Open MPI logo

Open MPI Development Mailing List Archives

  |   Home   |   Support   |   FAQ   |   all Development mailing list

Subject: Re: [OMPI devel] Loading Open MPI from MPJ Express (Java) fails
From: Bibrak Qamar (bibrakc_at_[hidden])
Date: 2014-03-14 09:29:49


And I managed to run Open MPI with MPJ Express. I added the following code
and it worked like a charm.

*In Java*
  /*
   * Static Block for loading the libnativempjdev.so
   */
  static {
    System.loadLibrary("nativempjdev");

    if(!loadGlobalLibraries()) {
        System.out.println("MPJ Express failed to load required libraries");
        System.exit(1);
    }
  }

*In C*

JNIEXPORT jboolean JNICALL Java_mpjdev_natmpjdev_Comm_loadGlobalLibraries
 (JNIEnv *env, jclass thisObject) {
    //This will make sure the library is loaded
    // in the case of Open MPI
    if (NULL == (mpilibhandle = dlopen("libmpi.so",
                                       RTLD_NOW | RTLD_GLOBAL))) {
        return JNI_FALSE;
    }
    return JNI_TRUE;
}

It works for Open MPI but for MPICH3 I have to comment the dlopen. Is there
any way to tell the compiler if its using Open MPI (mpicc) then use dlopen
else keep it commented? Or some thing else?

*On Java bindings to have some insight into the internals of the MPI
implementation*

Yes, there are some places where we need to be sync with the internals of
the native MPI implementation. These are in section 8.1.2 of MPI 2.1 (
http://www.mpi-forum.org/docs/mpi-2.1/mpi21-report.pdf). For example the
MPI_TAG_UB. For the pure Java devices of MPJ Express we have always used
Integer.MAX_VALUE.

*Datatypes?*

MPJ Express uses an internal buffering layer to buffer the user data into a
ByteBuffer. In this way for the native device we end up using the
MPI_BYTEdatatype most of the time. ByteBuffer
simplifies matters since it is directly accessible from the native code.

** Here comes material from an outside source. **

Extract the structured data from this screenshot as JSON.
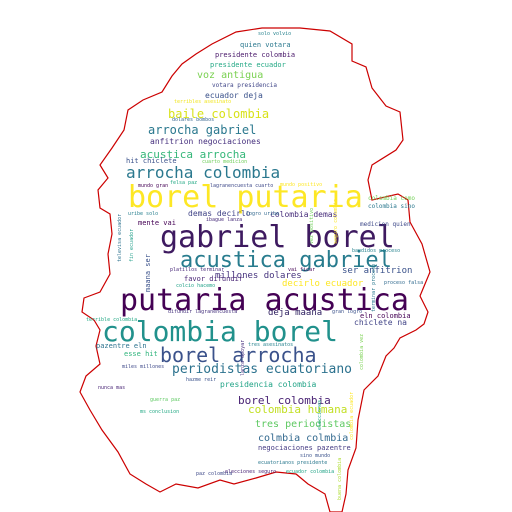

With our current implementation there is one exception to it i.e. in the
Reduce, Allreduce and Reduce_scatter where the native MPI implementation
needs to know which Java datatype its going to process. Same goes for MPI.Op

*On Are your bindings similar in style/signature to ours?*

I checked it and there are differences. MPJ Express (and FastMPJ also)
implements the mpiJava 1.2 specifications. There is also MPJ API (this is
very close to mpiJava 1.2 API).

*Example 1: Getting the rank and size of COMM_WORLD*

*MPJ Express (the mpiJava 1.2 API):*
 public int Size() throws MPIException;
 public int Rank() throws MPIException;

*MPJ API:*
 public int size() throws MPJException;
 public int rank() throws MPJException;

*Open MPI's Java bindings:*
 public final int getRank() throws MPIException;
 public final int getSize() throws MPIException;

*Example 2: Point-to-Point communication*

*MPJ Express (the mpiJava 1.2 API):*
 public void Send(Object buf, int offset, int count, Datatype datatype, int
dest, int tag) throws MPIException

 public Status Recv(Object buf, int offset, int count, Datatype datatype,
      int source, int tag) throws MPIException

*MPJ API:*
 public void send(Object buf, int offset, int count, Datatype datatype, int
dest, int tag) throws MPJException;

 public Status recv(Object buf, int offset, int count, Datatype datatype,
int source, int tag) throws MPJException

*Open MPI's Java bindings:*
 public final void send(Object buf, int count, Datatype type, int dest, int
tag) throws MPIException

 public final Status recv(Object buf, int count, Datatype type, int source,
int tag) throws MPIException

*Example 3: Collective communication*

*MPJ Express (the mpiJava 1.2 API):*
 public void Bcast(Object buf, int offset, int count, Datatype type, int
root)
      throws MPIException;

*MPJ API:*
 public void bcast(Object buffer, int offset, int count, Datatype datatype,
int root) throws MPJException;

*Open MPI's Java bindings:* public final void bcast(Object buf, int count,
Datatype type, int root) throws MPIException;

I couldn't find which API the Open MPI's Java bindings implement? But while
reading your README.JAVA.txt and your code I realised that you are trying
to avoid buffering overhead by giving the user the flexibility to directly
allocate data onto a ByteBuffer using MPI.new<Type>Buffer, hence not
following the mpiJava 1.2 specs (for communication operations)?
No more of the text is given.